Что и требовалось доказать — изобразить пламенную страсть я не в состоянии. Я вообще не в состоянии что-то сделать в этой ситуации. На глаза наворачиваются слёзы — надежда помочь Рамилю умирает в конвульсиях.
К хорошему быстро привыкаешь. И я привыкла. Дядя решал любую проблему прежде, чем она успевала пустить корни. Я расслабилась, почувствовала крепкую спину, за которой можно спрятаться. А сейчас вот нельзя…
Каир Рамилю не поможет. Я даже думать боюсь, что случилось с бетой. А всё, что я могу — это мотать сопли на кулак.
Всхлипываю. А Жека разворачивает меня лицом к себе. Он смотрит внимательно, но без эмоций — в глазах у этого нечеловека пусто.

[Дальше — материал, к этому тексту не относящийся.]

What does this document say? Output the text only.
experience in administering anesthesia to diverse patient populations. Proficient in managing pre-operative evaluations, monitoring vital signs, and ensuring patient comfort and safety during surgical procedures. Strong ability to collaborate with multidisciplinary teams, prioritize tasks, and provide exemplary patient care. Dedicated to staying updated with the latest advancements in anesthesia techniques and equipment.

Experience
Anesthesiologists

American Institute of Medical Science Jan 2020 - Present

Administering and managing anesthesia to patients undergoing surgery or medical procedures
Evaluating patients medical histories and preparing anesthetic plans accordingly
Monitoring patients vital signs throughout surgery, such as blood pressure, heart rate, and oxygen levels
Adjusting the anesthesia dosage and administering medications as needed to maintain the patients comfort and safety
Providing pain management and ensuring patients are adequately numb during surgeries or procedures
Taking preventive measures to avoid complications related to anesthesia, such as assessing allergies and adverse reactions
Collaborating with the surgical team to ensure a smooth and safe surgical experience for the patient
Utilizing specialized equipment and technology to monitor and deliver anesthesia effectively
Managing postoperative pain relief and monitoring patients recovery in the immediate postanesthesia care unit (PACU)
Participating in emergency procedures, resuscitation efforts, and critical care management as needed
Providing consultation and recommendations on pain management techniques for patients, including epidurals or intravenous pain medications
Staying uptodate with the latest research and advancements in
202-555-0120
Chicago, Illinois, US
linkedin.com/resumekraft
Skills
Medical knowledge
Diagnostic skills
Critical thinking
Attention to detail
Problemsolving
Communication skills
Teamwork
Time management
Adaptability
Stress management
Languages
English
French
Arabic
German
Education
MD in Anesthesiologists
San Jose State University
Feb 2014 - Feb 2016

— Раньше надо было думать, — ухмыляется, а я жалею, что у меня руки связаны. Хочется вцепиться в эту наглую рожу когтями. — У меня будет всё — семья, статус, будущее. А ты сдохнешь, и нарик твой сдохнет, — обещает Жека и суёт руку в карман.
Я смотрю на крупные мужские пальцы, сжимающие кусочек цветного стекла.
Не стекла.
Поднимаю взгляд и читаю в глазах Женьки ответы на вопросы, которые вспыхивают в моей голове один за другим.
— Не-е-ет… — сиплю.
— Да, Гелик, — он хватает меня за лицо и больно надавливает пальцами на скулы. — Захлебнёшься в реке под кайфом, — он добавляет силы в нажим, заставляя меня разомкнуть челюсти. — Чисто и быстро. Больно не будет!
Я пищу и крепче сжимаю зубы. Рвусь из хватки козла, которого когда-то считала своим другом, но он гораздо сильнее, и шансов у меня нет. Я падаю на траву, а Жека придавливает меня собой к земле, и у него почти получается впихнуть мне в рот дозу Плея.
На языке странный сладковатый привкус. Глотать нельзя! Отплёвываюсь, попадаю в рожу бывшего шефа и получаю от него за это по лицу. В ушах звенит, скула гудит от боли, но я извиваюсь, как уж на сковородке, и случайно попадаю палачу в пах коленом.
— Сука! — воет Женька.
Поняв, что меня больше не держат, я рву пальцами сочную траву, пытаясь отползти, и у меня даже получается. Немного. Поднимаю голову — перед глазами двоится, и мне кажется — это всё не реальность…
На меня бежит огромный лохматый зверь с жёлтыми глазами. Он похож на нечесаную кавказскую овчарку…
Я только взвизгнуть успеваю и лицо в траве спрятать, когда эта махина перепрыгивает через меня. Сзади раздаются страшные звуки — Жека орёт, как когда-то орал Гарик.
Нет, сейчас страшнее…
Звуки в фильмах ужасов по сравнению с этим — детские песенки. Кровь в венах стынет, и сердце стучит в ушах.
Дядя…
Я в безопасности, но то, что происходит — это реально ужасно. Из глаз катятся слёзы, а тело словно деревянное — не могу пошевелиться. Рыдаю, уткнувшись носом в землю. У меня истерика.